Fasting is one of the ways to exercise the senses and together with the Word, one is able to discern both good and evil (Hebrews 5:14). Discernment is a deeper level of knowledge which is beyond words. Spiritual maturity can be defined as the ability to switch from using common sense to exercising faith back and forth without allowing unbelief to creep in.
Similarly, when we pray, we talk to someone we have never physically seen, whom we will only see when we die but believe He is there and can hear us. Through prayer, our physical ears hear to open the way for us to hear the voice of God and respond to it.

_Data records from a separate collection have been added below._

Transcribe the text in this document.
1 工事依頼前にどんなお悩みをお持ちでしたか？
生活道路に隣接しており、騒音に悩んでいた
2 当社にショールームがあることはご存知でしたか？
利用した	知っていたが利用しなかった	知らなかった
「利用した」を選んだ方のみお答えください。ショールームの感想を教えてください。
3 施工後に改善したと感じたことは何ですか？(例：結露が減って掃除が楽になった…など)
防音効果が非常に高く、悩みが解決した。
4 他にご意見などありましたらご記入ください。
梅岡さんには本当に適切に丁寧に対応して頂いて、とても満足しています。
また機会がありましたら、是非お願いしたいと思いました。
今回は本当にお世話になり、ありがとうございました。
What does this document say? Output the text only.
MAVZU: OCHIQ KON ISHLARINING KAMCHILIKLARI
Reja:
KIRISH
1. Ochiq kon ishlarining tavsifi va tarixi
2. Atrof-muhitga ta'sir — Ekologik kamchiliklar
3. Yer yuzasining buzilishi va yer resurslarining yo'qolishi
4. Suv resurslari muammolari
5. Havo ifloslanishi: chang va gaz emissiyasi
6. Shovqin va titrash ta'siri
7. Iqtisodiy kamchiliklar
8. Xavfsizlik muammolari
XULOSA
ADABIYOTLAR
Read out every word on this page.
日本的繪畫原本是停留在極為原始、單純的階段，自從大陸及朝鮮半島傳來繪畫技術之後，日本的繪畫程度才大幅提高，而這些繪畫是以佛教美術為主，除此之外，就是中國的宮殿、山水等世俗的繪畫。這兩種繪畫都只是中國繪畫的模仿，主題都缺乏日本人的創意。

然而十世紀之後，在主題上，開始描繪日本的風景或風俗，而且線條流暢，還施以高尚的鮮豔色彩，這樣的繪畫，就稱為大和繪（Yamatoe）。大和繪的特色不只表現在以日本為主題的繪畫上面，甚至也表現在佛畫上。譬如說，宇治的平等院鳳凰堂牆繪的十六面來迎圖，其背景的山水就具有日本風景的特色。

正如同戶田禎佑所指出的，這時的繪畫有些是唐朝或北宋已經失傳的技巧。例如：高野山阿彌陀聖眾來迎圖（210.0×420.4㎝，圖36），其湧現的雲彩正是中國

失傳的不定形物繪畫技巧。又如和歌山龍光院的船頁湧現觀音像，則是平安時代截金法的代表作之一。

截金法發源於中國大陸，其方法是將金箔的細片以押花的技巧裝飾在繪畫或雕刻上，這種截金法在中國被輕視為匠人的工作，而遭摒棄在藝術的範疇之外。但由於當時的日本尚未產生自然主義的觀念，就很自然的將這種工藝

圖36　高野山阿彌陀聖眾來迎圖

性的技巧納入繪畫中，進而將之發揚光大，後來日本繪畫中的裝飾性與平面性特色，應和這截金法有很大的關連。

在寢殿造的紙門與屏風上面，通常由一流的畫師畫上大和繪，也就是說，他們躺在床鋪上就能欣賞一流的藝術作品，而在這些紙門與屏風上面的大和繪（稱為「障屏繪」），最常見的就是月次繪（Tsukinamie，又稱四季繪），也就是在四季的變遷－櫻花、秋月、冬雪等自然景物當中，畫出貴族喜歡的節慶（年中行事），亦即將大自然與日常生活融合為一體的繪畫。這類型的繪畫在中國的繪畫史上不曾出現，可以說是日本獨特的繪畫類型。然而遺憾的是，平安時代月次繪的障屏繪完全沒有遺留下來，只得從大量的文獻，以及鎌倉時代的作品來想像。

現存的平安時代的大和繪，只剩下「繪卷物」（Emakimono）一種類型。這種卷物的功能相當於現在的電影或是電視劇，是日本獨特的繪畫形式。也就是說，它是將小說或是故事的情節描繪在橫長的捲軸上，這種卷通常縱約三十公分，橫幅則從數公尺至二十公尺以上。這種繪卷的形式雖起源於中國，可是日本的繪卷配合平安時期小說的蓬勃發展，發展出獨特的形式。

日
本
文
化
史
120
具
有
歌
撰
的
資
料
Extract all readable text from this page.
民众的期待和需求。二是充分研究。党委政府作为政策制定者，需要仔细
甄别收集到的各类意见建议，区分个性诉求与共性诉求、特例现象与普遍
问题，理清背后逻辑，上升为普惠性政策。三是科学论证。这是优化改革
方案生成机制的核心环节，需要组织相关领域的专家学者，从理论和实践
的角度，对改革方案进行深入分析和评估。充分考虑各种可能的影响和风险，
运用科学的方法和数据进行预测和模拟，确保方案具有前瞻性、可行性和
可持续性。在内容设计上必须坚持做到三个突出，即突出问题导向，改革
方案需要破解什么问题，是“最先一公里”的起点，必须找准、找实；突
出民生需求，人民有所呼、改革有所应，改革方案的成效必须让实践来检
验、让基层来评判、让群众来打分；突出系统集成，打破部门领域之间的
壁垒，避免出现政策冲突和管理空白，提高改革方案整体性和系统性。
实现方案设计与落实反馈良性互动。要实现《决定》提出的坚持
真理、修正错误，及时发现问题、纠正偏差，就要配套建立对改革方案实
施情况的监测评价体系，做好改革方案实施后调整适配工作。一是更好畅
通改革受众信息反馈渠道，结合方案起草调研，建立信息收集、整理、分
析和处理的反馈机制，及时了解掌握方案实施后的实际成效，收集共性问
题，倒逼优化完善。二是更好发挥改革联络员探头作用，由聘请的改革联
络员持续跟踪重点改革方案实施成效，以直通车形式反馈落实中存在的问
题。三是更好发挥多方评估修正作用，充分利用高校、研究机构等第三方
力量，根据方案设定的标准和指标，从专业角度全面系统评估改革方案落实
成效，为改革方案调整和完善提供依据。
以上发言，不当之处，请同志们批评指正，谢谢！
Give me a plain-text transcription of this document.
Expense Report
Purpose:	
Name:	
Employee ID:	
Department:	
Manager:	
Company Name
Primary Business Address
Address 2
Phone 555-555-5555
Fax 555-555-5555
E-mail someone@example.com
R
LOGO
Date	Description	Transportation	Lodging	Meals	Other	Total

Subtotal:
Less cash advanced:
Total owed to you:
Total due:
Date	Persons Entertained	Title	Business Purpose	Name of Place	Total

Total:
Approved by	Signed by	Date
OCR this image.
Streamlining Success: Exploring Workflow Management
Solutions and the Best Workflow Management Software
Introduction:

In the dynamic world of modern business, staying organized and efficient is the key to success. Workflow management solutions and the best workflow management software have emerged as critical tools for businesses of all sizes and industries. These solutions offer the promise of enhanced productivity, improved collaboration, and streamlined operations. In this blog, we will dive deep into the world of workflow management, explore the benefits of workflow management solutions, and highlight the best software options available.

In closing I believe below are the wrong views about fasting:
Seeking acceptance or love from God. God loved you while you were still a sinner (Romans 5:8) so there is nothing more you can do for God to love you more. It is not about works. We are saved by grace through faith not works lest someone boasts.
Secondly, begging or to pressure God to move. God is not stuck so your fasting will never move Him.
Thirdly, thinking that when you fast, you impress God and only then will He respond to “your works of fasting”. God has already given you everything you desire in life (2 Peter 1:3). Your faith is positive response to what He has already done for you. There is nothing new He is going to do because you have fasted.
Fasting is not only good for our health, it also helps to sharpen our spiritual focus.